Additional International Data
A separate study by Oxford University, published in Lancet's eClinicalMedicine journal, analyzed more than 100 million U.S. medical records and found that Ozempic users experienced lower rates of cognitive decline and nicotine use compared to those on other diabetes medications.
This study also did not find a higher risk of anxiety, depression, or other neurological and psychiatric conditions with Ozempic. The researchers emphasized that the results were limited to diabetic patients and require more rigorous randomized controlled trials.
What People Are Saying
The researchers of the study, in a news article published by the American Journal of Managed Care: "In a real-world population with T2D [type 2 diabetes] who had no prior diagnosis of AD/ADRD [Alzheimer disease/Alzheimer disease-related dementia], our study shows that semaglutide was associated with a significantly lower risk of overall ADRD incidence compared with other antidiabetic medications, including insulin, metformin, and other GLP-1RAs. Significant reductions were observed in older and younger patients, women and men, and patients with and without obesity."

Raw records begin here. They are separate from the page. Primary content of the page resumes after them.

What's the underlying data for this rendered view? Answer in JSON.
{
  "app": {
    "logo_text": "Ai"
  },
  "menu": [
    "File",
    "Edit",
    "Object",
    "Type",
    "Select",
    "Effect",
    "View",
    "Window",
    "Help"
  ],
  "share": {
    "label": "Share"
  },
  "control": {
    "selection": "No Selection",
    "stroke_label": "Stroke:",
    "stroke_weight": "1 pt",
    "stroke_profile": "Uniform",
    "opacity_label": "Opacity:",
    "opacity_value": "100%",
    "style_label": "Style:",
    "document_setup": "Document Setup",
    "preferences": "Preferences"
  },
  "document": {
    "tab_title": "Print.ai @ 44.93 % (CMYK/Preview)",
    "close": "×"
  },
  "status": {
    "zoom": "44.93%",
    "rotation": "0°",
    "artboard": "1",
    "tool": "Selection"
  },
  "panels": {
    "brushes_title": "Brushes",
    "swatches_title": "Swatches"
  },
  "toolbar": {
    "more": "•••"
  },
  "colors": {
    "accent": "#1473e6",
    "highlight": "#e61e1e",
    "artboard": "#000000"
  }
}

Howard Fillit, chief science officer of the Alzheimer's Drug Discovery Foundation, in comments to Reuters: "The answer to all those limitations is to do a randomized clinical trial, which is exactly what Novo is doing."
What Happens Next
Novo Nordisk, the maker of Ozempic, began testing semaglutide in patients with early Alzheimer's disease in 2021. The results are expected sometime this year.